The Nursery Field artificial turf proposal is back on the agenda. In 2019, the City hired Stantec Engineering to assess converting the Rye Recreation athletic field on Milton Road from grass to turf including costs and environmental impacts. The general area is a wetland and adjacent to the Blind Brook. The City Council held public hearings in February 2020 and then — COVID.

At City Council this Wednesday, Stantec will be back to re-present and to update its findings. “There’s a tremendous amount of work done [on the Nursery Field proposal], let’s brush that off and see where things stand,” said Rye City Council member and Rye Recreation Commission liaison Julie Souza. “The funding group came back and [they] said we still are really interested and dedicated to getting behind this effort.”

The funding group from the 2019-2020 effort (then called Rye Youth Athletics Foundation) has been reconstituted as Let The Kids Play, also a 501(c)3. Similar to its earlier effort, the group is collecting pledges to fund turf fields in Rye. Board Member Matt Pymm said the group has $1.5 million in private funds committed for turf field projects. The group maintains Rye grass fields sit closed and unused for 7 months each year.

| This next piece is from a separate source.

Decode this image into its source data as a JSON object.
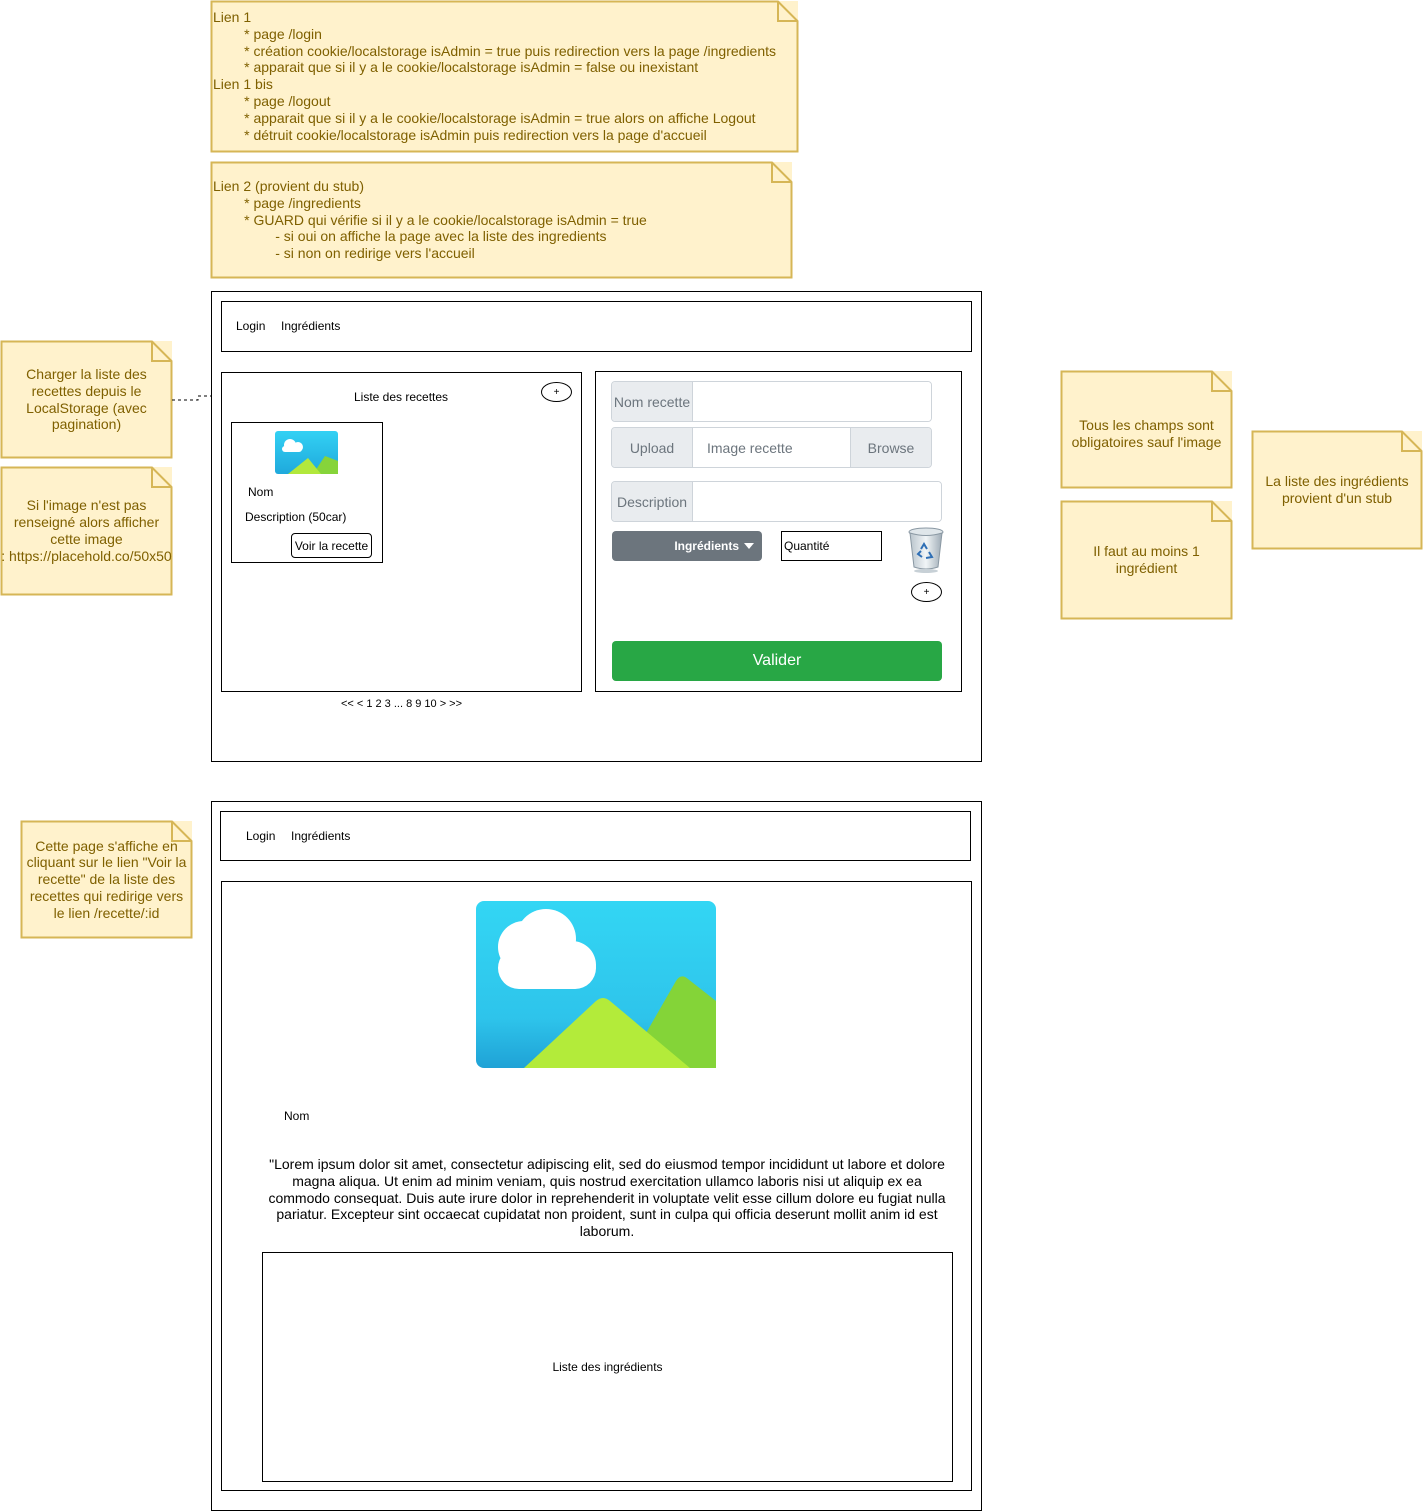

“I think we have plenty of finance behind it,” said Pymm. “It’s not gonna work unless the community really wants it. So we’re trying to do a better job [to] tell the mental health side of the story, the environmental side of story, to gain more public support. Look around us as far as the other towns around us we’re the only town with one turf field with this big population. You look as far as Connecticut. You look as south as Mamaroneck. Everybody has two plus fields at least. Some have four some have six some have eight.”

Back in 2020 the Friends of Nursery group raised strenuous objections to any turf conversion, saying it ran counter to the intent and purpose of the original land acquisition, was out of character for the historic neighborhood and would cause environmental damage to the wetland area.

“To rip up nursery and fill it with over 1300 cubic yards of unrecyclable infill and plastic blades that could make its way further into the wetland, Blind Brook and the Sound would not only be at odds with the original mission for this land, it would destroy any hope of ever realizing that vision,” the Friends group said in a 2020 promotional video (see below). “Instead, we would be left with a fenced in synthetic field unusable for much of this summer and limited to official use in this season, and a financial burden to taxpayers for decades to come.”